Het aanbreken van die dag is het keerpunt in de wereldgeschiedenis, waarbij niet meer de mens openlijk regeert, maar Hij de regering in handen neemt. Nu lijkt het er nog op dat de mens alles op aarde te zeggen heeft, maar als de dag van de HEERE aanbreekt, zal Hij het wereldbestuur in handen nemen. Dat zal Hij doen op een manier die voor iedereen zichtbaar is. De HEERE komt tevoorschijn, wordt openbaar. Het boek Openbaring beschrijft wat er allemaal mee samenhangt. Eerst zal Hij Zijn oordelen over de aarde laten komen en op die manier de aarde van ongerechtigheid reinigen (zie Op 6-19). De laatste oordelen zal Hij Zelf uitvoeren, als Hij uit de hemel komt (zie Op 19:11-21). Dan richt Hij Zijn vrederijk op en zal Hij duizend jaar lang regeren op een wijze die een weldaad voor de mens, ja, voor de hele schepping zal zijn (zie Op 20:1-6). De dag van de HEERE begint met Zijn oordelen en eindigt met het vrederijk. Daarna breekt de eeuwigheid aan (zie Op 20:7-21:8), die ook “de dag van God” (2Pt 3:12) genoemd wordt, want dan zal “God alles in allen” zijn (1Ko 15:26). Bij de dag van de HEERE is de hoofdgedachte dat de Heer Jezus niet langer verborgen blijft, maar dat Hij duidelijk, voor iedereen waarneembaar, gaat handelen. “Dag” wijst op licht en dat betekent dat het dus niet langer om oordelen in verborgenheid of handelingen in voorzienigheid gaat, zoals dat gebeurt in de tijd waarin wij leven.
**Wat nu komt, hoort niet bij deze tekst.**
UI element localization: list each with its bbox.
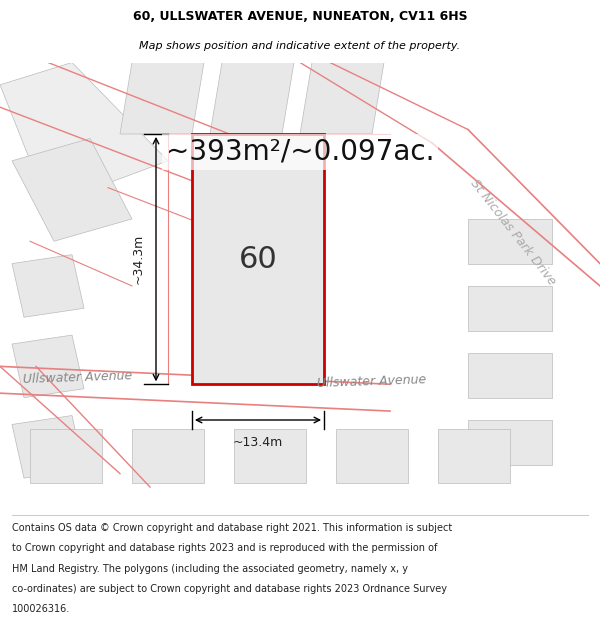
Text: Map shows position and indicative extent of the property.: Map shows position and indicative extent… — [139, 41, 461, 51]
Polygon shape — [468, 286, 552, 331]
Text: Contains OS data © Crown copyright and database right 2021. This information is : Contains OS data © Crown copyright and d… — [12, 523, 452, 533]
Polygon shape — [12, 416, 84, 478]
Text: Ullswater Avenue: Ullswater Avenue — [23, 369, 133, 386]
Text: St Nicolas Park Drive: St Nicolas Park Drive — [467, 177, 559, 288]
Bar — [192, 134, 324, 384]
Polygon shape — [438, 429, 510, 483]
Text: to Crown copyright and database rights 2023 and is reproduced with the permissio: to Crown copyright and database rights 2… — [12, 544, 437, 554]
Polygon shape — [12, 254, 84, 318]
Text: co-ordinates) are subject to Crown copyright and database rights 2023 Ordnance S: co-ordinates) are subject to Crown copyr… — [12, 584, 447, 594]
Text: 60: 60 — [239, 244, 277, 274]
Text: ~13.4m: ~13.4m — [233, 436, 283, 449]
Polygon shape — [120, 62, 204, 134]
Polygon shape — [336, 429, 408, 483]
Polygon shape — [300, 62, 384, 134]
Polygon shape — [468, 420, 552, 465]
Text: ~393m²/~0.097ac.: ~393m²/~0.097ac. — [166, 138, 434, 166]
Polygon shape — [468, 353, 552, 398]
Text: Ullswater Avenue: Ullswater Avenue — [317, 374, 427, 391]
Polygon shape — [210, 62, 294, 134]
Polygon shape — [30, 429, 102, 483]
Polygon shape — [12, 139, 132, 241]
Text: 60, ULLSWATER AVENUE, NUNEATON, CV11 6HS: 60, ULLSWATER AVENUE, NUNEATON, CV11 6HS — [133, 10, 467, 23]
Polygon shape — [12, 335, 84, 398]
Polygon shape — [468, 219, 552, 264]
Text: 100026316.: 100026316. — [12, 604, 70, 614]
Text: ~34.3m: ~34.3m — [131, 234, 145, 284]
Polygon shape — [0, 62, 168, 206]
Text: HM Land Registry. The polygons (including the associated geometry, namely x, y: HM Land Registry. The polygons (includin… — [12, 564, 408, 574]
Polygon shape — [234, 429, 306, 483]
Polygon shape — [132, 429, 204, 483]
Tot slot wil ik heel kort de specifieke gebeurtenissen op een rij zetten die deel uitmaken van dit grote geheel: De dag des Heren en de verschijning van de Heer Jezus, na de grote verdrukking:

1. De vernietiging van de legermacht van het beest en de valse profeet (de antichrist of de mens der zonde, de zoon des verderfs) door de komst van de Zoon des mensen uit de hemel met zijn legers (Op19:14v.).

2. Christus’ verschijning in Jeruzalem, op de Olijfberg, om het joodse overblijfsel te bevrijden van de ‘Assyriër’, de ‘koning van het Noorden’ en zijn legermacht (Js31:4-9; Zc14:3-4).

3. Het gemeenschappelijke oordeel in het dal van Josafat (Jl3:12) d.m.v. een oorlog tegen alle volken die het gebied van Israël omringen en het volk van God hebben verdrukt. Het overblijfsel van Juda zal daarin delen (Jl3; Obadja). Dezelfde tekenen die aan de dag des Heren voorafgaan zullen hier plaatsvinden: De zon en de maan worden zwart en de sterren trekken haar glans in (Jl3:15).

4. Het oordeel van de volken individueel, als de Zoon des mensen, omringd door zijn engelen, op de troon van zijn heerlijkheid zal plaatsnemen. Dit oordeel treft hen, die de ‘minste van de broeders’ van de Heer hebben verworpen toen dezen het evangelie van het koninkrijk verkondigden tijdens de grote verdrukking (Mt25:31-26).

5. Het koninkrijk van duizend jaar begint, met een hersteld Israël en de Here die woont op Sion (Jl3:20-21).